A number of MKs known for their concern for minorities were asked to relate to Feiglin’s initiative, Lis reported in his story. Most of them hesitated to answer or evaded the question in embarrassment, apparently not because of concern about offending the Chinese or condoning organ harvesting, but rather because what MK – certainly from the left but also from the center – wants to be associated with Feiglin?

Since we consume most of our information about public figures from the media, I too related to Feiglin dismissively or with trepidation. A look at his Internet platform has shown that he is indeed radical: As though decades hadn’t elapsed since Israel’s leaders called the Palestinians “the Arabs of Judea, Samaria and the Gaza Strip,” Feiglin does not recognize them as a people. His loyalty is to God alone, and he relates skeptically to the state and its institutions.

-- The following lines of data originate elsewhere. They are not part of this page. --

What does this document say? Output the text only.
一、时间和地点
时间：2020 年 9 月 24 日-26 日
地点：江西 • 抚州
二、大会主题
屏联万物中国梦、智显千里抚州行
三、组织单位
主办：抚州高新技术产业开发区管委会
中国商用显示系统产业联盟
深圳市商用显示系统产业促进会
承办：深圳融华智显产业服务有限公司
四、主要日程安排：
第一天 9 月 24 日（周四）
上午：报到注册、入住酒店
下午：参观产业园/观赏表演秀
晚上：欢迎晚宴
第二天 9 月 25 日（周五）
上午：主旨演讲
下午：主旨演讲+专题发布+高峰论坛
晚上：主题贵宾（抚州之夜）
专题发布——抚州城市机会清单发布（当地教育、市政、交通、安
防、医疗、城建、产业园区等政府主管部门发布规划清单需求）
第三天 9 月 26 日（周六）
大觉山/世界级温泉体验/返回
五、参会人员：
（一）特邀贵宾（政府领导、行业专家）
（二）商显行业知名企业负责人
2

And yet, he is the most interesting right-winger today. The uniqueness of his views lies in his insistence on combining the greater Land of Israel with extreme individual liberty and on combining clear preference for the Jewish people with liberal democracy.

Here is a small sampling of his recent positions: At the time of a deep cut in the defense budget because of the Arab spring, there is no longer any concern about a war with Arab armies. He is against appropriating the Holocaust for foreign policy needs. He is against the biometric data base, in the name of the freedom of the individual and for the same reason he is for the legalization of marijuana.

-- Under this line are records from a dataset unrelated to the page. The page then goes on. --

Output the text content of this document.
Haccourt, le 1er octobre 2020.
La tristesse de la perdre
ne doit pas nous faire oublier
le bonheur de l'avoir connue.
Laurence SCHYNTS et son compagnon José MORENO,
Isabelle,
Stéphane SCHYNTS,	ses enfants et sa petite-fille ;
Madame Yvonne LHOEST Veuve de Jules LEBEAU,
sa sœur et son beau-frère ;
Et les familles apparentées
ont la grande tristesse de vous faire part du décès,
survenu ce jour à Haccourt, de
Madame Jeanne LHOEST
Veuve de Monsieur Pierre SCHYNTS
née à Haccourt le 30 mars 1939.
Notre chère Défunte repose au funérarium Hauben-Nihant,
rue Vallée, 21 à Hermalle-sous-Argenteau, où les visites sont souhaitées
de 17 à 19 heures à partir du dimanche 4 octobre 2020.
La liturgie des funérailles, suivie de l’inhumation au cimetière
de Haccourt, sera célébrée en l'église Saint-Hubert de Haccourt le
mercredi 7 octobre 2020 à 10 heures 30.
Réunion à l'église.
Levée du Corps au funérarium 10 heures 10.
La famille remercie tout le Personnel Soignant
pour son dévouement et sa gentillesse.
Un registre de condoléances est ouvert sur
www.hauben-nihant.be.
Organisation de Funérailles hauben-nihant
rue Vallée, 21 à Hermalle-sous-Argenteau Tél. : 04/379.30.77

Feiglin is outside the camp but in fact he is nourished by a number of basic streams in Zionism. The individual freedom he supports derives from the belief that the human being is subordinate only to God, while the individual freedom Meretz talks about puts the individual in the center and not God. But since Feiglin’s God does not require enforcement of the rules of rabbinical law, the result is an agreement between him and those who propound separation of religion and the state.

In the context of foreign relations and the conflict, Feiglin is not prepared to give up a single speck of land in the territories. In return for annexing Judea and Samaria – the West Bank – he would grant the Palestinians the status of permanent residents who will, he says, enjoy all human rights and most civil rights, apart from voting for the Knesset. It isn’t clear how and by what right he will require them to give up their national aspirations. However, the question is whether practically speaking his view is more extreme than that of a government which refuses to compromise with the Palestinians and pushes for this solution without actually saying so – and without thinking about its implications.

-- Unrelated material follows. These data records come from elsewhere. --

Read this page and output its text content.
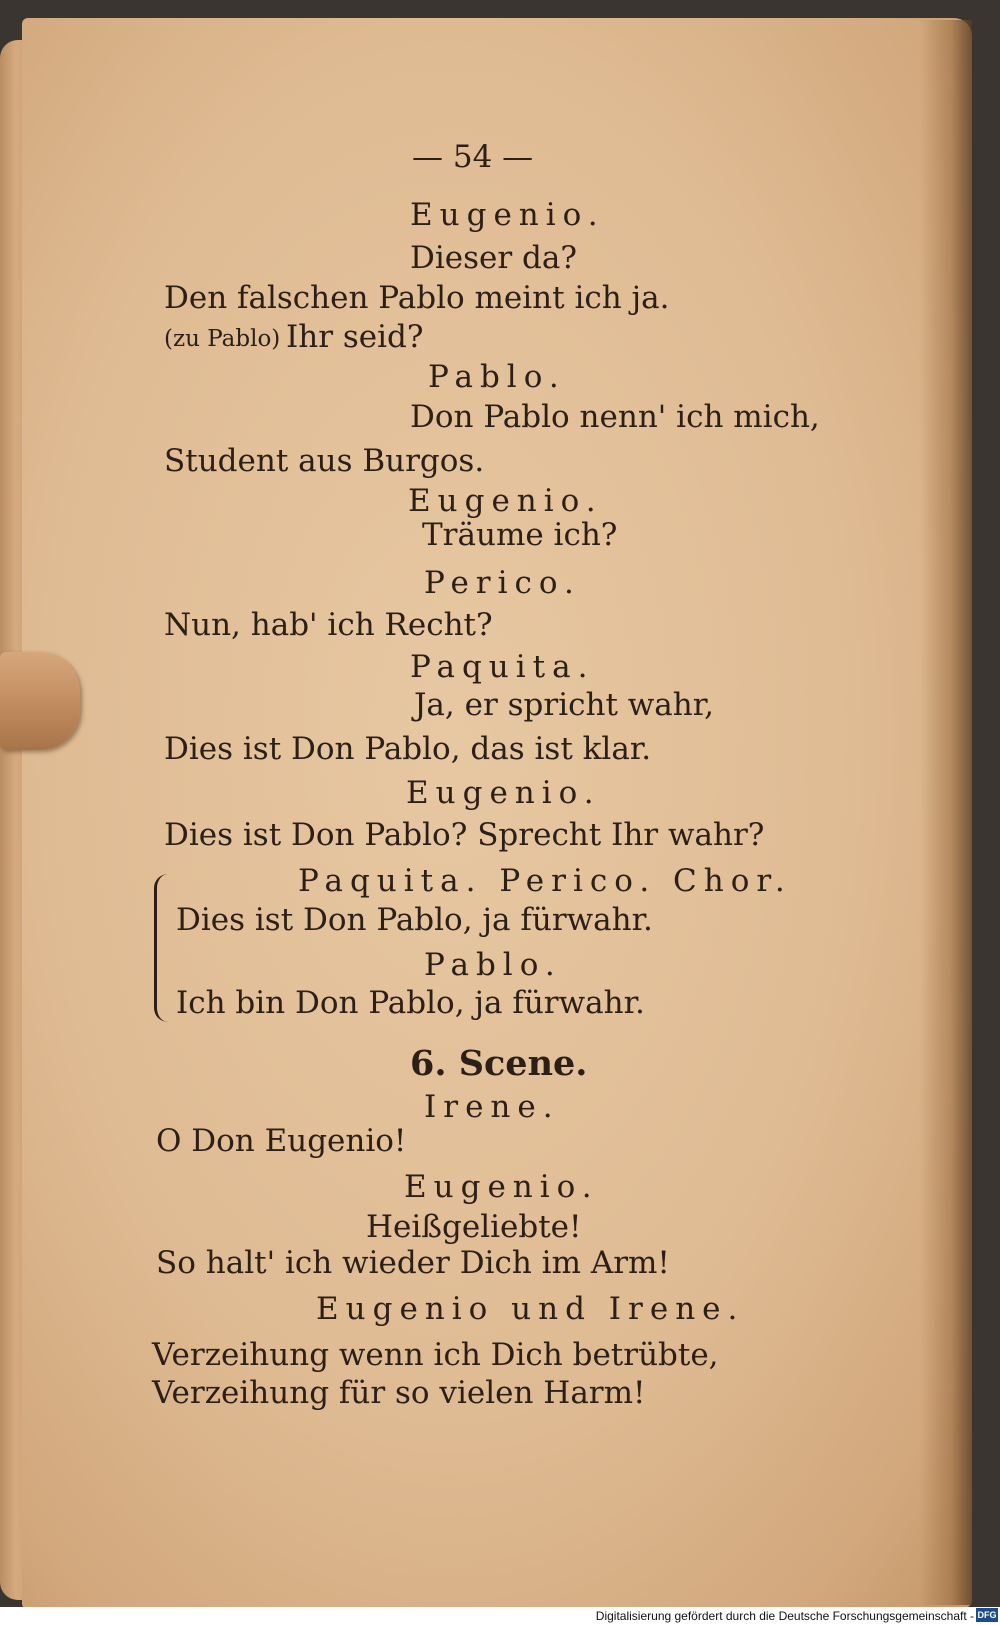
— 54 —
Eugenio.
Dieser da?
Den falschen Pablo meint ich ja.
(zu Pablo) Ihr seid?
Pablo.
Don Pablo nenn' ich mich,
Student aus Burgos.
Eugenio.
Träume ich?
Perico.
Nun, hab' ich Recht?
Paquita.
Ja, er spricht wahr,
Dies ist Don Pablo, das ist klar.
Eugenio.
Dies ist Don Pablo? Sprecht Ihr wahr?
Paquita. Perico. Chor.
Dies ist Don Pablo, ja fürwahr.
Pablo.
Ich bin Don Pablo, ja fürwahr.
6. Scene.
Irene.
O Don Eugenio!
Eugenio.
Heißgeliebte!
So halt' ich wieder Dich im Arm!
Eugenio und Irene.
Verzeihung wenn ich Dich betrübte,
Verzeihung für so vielen Harm!
Digitalisierung gefördert durch die Deutsche Forschungsgemeinschaft - DFG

Feiglin is just a paradigm. He of course is not a clone of Jabotinsky. His interpretation of Jewish morality is faulty, or too personal. However, in many senses he is more enlightened than some of the members of Habayit Hayehudi and is certainly a deeper thinker than some of the Likud blowhards, with their racist and superficial outlooks, or than the politicians who are whizzes at writing Facebook statuses of the sort with which everyone can agree.

What, then, is the reason for the shunning of Feiglin and the labeling of him as a deviant oddball? Apparently this derives from the fact that in our political discourse, slogans afford a person legitimacy, even if as a foe. Try presenting a complex worldview – and you will immediately become weird and ominous.